S&P’s calculations take into account Lloyd’s combined ratio of 91.4% at half-year 2022, as well as reserving for the Russia-Ukraine conflict and Hurricane Ian

Rating agency forecasts full-year 2023 combined ratio of 'close to' 95% as it lifts society's tier 2 subordinated debt rating

Lloyd's is expected to report a combined ratio of about 95% at year-end 2022, according to S&P Global Ratings.

The projection from S&P would represent a deterioration from the Lloyd's full-year 2021 combined ratio of 93.5%, when the market reported an overall profit of £2.3bn, representing the best quality result for six years. 

Lloyd’s reported at combined ratio of 91.4% at the half-year 2022 - its strongest performance since 2015 - despite reserving of £1.1bn for the Russia-Ukraine conflict. 

But Lloyd's is also expecting a net loss from Hurricane Ian of between $2.3bn to $3bn, which will be booked in the full-year figures and will be a significant drag on the combined ratio. 

At the half-year point major losses added 9.9% to the Lloyd's combined ratio compared to 6.8% in the same period a year earlier.

But a sub-100 combined ratio in 2022 despite the losses from Hurricane Ian will be seen as a strong endorsement of the corporation's work on performance management. Analysts will be looking at whether Lloyd's accident year loss ratio excluding major claims improves in 2022 from the 84.4% booked in 2021. 
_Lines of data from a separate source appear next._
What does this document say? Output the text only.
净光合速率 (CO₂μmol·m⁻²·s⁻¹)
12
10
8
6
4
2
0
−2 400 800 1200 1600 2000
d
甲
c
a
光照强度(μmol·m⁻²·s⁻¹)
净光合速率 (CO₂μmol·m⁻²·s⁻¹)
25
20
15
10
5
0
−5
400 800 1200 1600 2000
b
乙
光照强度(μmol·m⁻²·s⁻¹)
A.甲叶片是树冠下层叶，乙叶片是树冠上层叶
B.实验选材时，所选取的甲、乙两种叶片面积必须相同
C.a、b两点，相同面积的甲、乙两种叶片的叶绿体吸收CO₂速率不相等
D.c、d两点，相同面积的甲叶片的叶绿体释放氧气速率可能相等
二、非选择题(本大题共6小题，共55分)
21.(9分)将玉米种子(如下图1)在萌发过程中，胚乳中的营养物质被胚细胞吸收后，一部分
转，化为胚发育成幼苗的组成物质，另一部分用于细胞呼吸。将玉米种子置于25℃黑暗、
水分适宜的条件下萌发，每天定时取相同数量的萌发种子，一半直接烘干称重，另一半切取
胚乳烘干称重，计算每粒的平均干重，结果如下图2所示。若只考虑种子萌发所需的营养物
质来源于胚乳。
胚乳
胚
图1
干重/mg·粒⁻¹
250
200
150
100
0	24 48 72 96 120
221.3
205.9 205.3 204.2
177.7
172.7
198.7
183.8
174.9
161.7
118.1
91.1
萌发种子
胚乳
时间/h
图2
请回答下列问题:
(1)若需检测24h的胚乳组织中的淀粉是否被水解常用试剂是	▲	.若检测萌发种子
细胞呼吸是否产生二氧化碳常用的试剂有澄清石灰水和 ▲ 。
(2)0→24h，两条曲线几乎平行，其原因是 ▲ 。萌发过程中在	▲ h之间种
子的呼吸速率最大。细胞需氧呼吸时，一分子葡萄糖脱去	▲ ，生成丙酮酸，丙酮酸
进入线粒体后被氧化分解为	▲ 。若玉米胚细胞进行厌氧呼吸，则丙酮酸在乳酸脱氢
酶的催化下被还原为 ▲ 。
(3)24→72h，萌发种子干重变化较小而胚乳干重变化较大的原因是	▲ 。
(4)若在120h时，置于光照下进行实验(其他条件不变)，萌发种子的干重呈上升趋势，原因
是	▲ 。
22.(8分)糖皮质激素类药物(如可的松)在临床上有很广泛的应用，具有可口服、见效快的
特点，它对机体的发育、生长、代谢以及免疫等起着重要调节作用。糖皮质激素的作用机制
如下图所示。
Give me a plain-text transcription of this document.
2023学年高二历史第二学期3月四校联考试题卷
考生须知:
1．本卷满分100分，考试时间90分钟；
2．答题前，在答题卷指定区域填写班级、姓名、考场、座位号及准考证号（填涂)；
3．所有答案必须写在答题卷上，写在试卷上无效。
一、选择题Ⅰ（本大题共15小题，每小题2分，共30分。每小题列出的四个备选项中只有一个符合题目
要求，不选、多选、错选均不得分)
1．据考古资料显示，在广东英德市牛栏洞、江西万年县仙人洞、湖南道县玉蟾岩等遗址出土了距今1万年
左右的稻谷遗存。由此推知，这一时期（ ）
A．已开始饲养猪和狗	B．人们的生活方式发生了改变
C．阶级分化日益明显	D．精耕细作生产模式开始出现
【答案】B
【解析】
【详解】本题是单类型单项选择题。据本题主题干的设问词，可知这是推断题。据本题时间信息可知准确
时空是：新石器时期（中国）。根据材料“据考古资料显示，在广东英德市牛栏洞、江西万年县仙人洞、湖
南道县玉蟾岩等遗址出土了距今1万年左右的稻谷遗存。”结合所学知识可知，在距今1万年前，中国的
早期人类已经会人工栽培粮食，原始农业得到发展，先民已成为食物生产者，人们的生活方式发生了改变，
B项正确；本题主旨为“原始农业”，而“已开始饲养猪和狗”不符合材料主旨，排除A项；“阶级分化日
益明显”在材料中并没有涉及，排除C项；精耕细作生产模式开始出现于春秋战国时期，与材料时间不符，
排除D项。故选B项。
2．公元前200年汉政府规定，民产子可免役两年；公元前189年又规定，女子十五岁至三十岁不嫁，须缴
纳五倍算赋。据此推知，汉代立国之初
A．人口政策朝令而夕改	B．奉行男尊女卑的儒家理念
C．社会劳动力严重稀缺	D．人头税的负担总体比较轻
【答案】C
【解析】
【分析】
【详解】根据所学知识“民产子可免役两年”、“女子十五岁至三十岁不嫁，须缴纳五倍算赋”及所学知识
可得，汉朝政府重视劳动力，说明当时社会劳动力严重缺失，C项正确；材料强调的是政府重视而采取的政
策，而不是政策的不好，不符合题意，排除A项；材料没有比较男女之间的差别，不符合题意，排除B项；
In addition, S&P forecasts a combined ratio of “close to” 95% for Lloyd’s for the full-year 2023. 

Lloyd’s is planning to write gross written premiums of £56bn in 2023, representing a 14% increase on the £48.9bn expected to be written in 2022.  The increase is driven by a mix of inflation, risk-adjusted rate changes and “modest” exposure growth, officials at the corporation have said. 

Property business will represent around one-third of Lloyd’s planned book next year with around £18bn ($21.9bn) of gross premiums, support by rapidly hardening rates, according to Lloyd's 

The combined ratio forecasts came as S&P raised its issue-level rating on Lloyd’s subordinated tier 2 notes to 'A-' from 'BBB+'.

The rating on the subordinated notes is now two notches below the 'A+' long-term issuer credit rating on Lloyd's. 

Lloyd’s solvency ratio remained stable over 2022, despite significant reserving for the Russia-Ukraine conflict and Hurricane Ian, rising interest rates, and investments in private assets through its newly launched investment platform.

At the half year, Lloyd's market-wide regulatory solvency ratio was 179% (compared to a year-end 2021 ratio of 177%) and its central solvency ratio was 395% (compared to 388% at year-end 2021).

S&P said it expects both solvency ratios to remain “robust” even in extreme stress scenarios, such as catastrophic events, or if the current inflationary environment continues in 2023 and 2024.